OMIGNANO - Il comune di Omignano pronto a mettere in funzione un autovelox sulla Strada Provinciale 274 - Pedemontana. Si tratta dell’arteria che collega Omignano con Casal Velino ed è teatro costante di sinistri stradali, purtroppo anche mortali. Da qui l’indirizzo dato dal sindaco Raffaele Mondelli all’ufficio competente per dotare i vigili urbani di un dispositivo per la rilevazione della velocità. Ma la curiosità è che la richiesta del primo cittadino viene a seguito di una forte pressione operata sullo stesso dai cittadini. «Mi sono fatto portavoce delle continue richieste dei miei concittadini e non - afferma il sindaco Mondelli- che vogliono si installi sull’arteria Pedemontana un autovelox. Non essendo un’arteria citata nell’apposito decreto prefettizio non è possibile installare un dispositivo fisso ma piuttosto uno mobile, che sarà in dotazione alla polizia municipale. Sarà un mezzo che mira ad essere un deterrente in una strada che nel giro di tre o quattro anni ha fatto tre vittime e sono continue le uscite di strada da parte di automobilisti che spingono troppo il piede sull’acceleratore». Sono in programma anche dei dissuasori.

«Tra le richieste pervenutemi - precisa il sindaco - c’è quella di installare dei dossi artificiali, ma sembra che a questo non si possa dare seguito, è probabile però che si possano predisporre invece dei dissuasori ». Gli stessi cittadini, che stanno costantemente tempestando il sindaco di chiamate e messaggi, starebbero per avviare anche una petizione con cui formalizzare tali richieste, condivise da gran parte della popolazione del piccolo comune cilentano. Il tratto di competenza del comune guidato da Mondelli è di circa 4 chilometri. Nei mesi scorsi venne operata anche una richiesta per l’installazione di un autovelox fisso sulla Cilentana, nel tratto di competenza del comune di Omignano. In questo caso, potrebbe esserci l’ok all’installazione da parte dell’Anas, da alcuni mesi competente sulla ex SP 430, ora NSA 544.

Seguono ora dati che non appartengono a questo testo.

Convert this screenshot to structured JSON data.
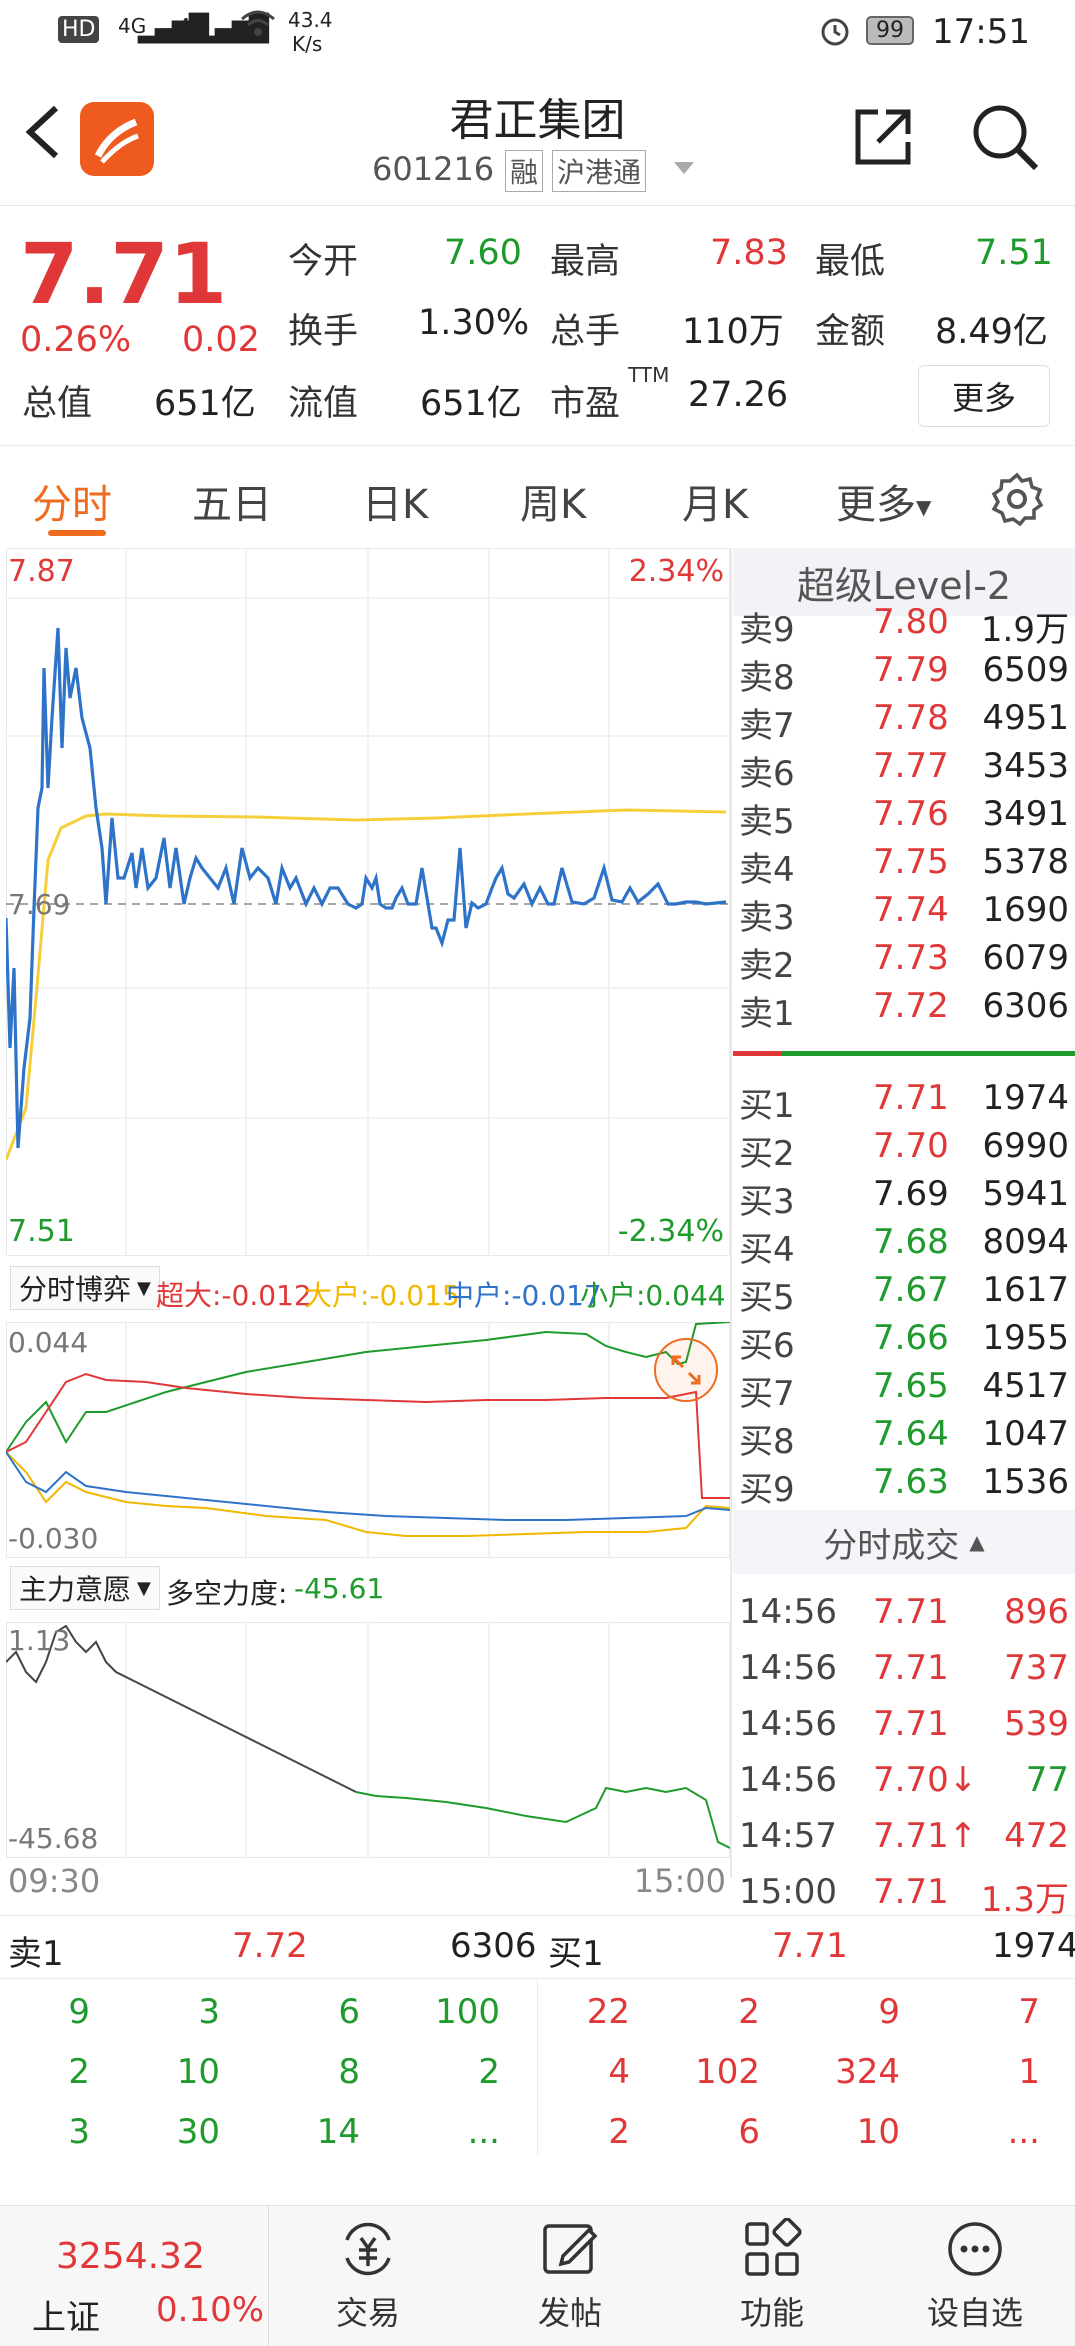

I tratti della stessa che il Prefetto ha ritenuto maggiormente a rischio rientrano nei comuni di Capaccio, Agropoli, Perito, Lustra, Omignano, Casal Velino, Salento, Castelnuovo Cilento, Vallo della Lucania, Ceraso, Cuccaro Vetere, Futani, Montano Antilia, Centola, Celle di Bulgheria, Roccaglioriosa, San Giovanni a Piro e Santa Marina. Per quanto riguarda Omignano, potrebbe venire collocato tra i km 123 e 125, tratto sensibile come da decreto. Ma al momento quest’ultimo punto non sarebbe tra le priorità del sindaco: «Per ora l’idea dell’installazione di un autovelox sulla Cilentana è tenuta un attimo in sospeso. Piuttosto in accordo con altri sindaci, sarei per l’installazione di tutor che misurino, come in autostrada, la velocità media. Ne parlerò ai colleghi sindaci e vedremo». Al momento, sulla Cilentana, è operativo l’autovelox di Agropoli.

Per quello di Vallo della Lucania, nei pressi di Pattano, è presente l’involucro esterno ma non è dato sapere se il dispositivo è attivo o meno. In ogni caso, in prossimità di entrambi, gli automobilisti osservano una velocità da lumaca, in prossimità degli stessi per paura di incorrere in una sanzione. Da valutare la fattibilità dell’idea dei tutor, promossa da Mondelli, che potrebbe tenere sotto controllo il comportamento alla guida degli automobilisti per l’intera lunghezza, pari a 70 chilometri. Nel frattempo prioritariamente servono interventi di messa in sicurezza. L’Anas lo sta facendo su alcuni tratti, ma il lavoro da fare è ancora tanto, tra guardrail da sostituire, asfalto, segnaletica ed altro.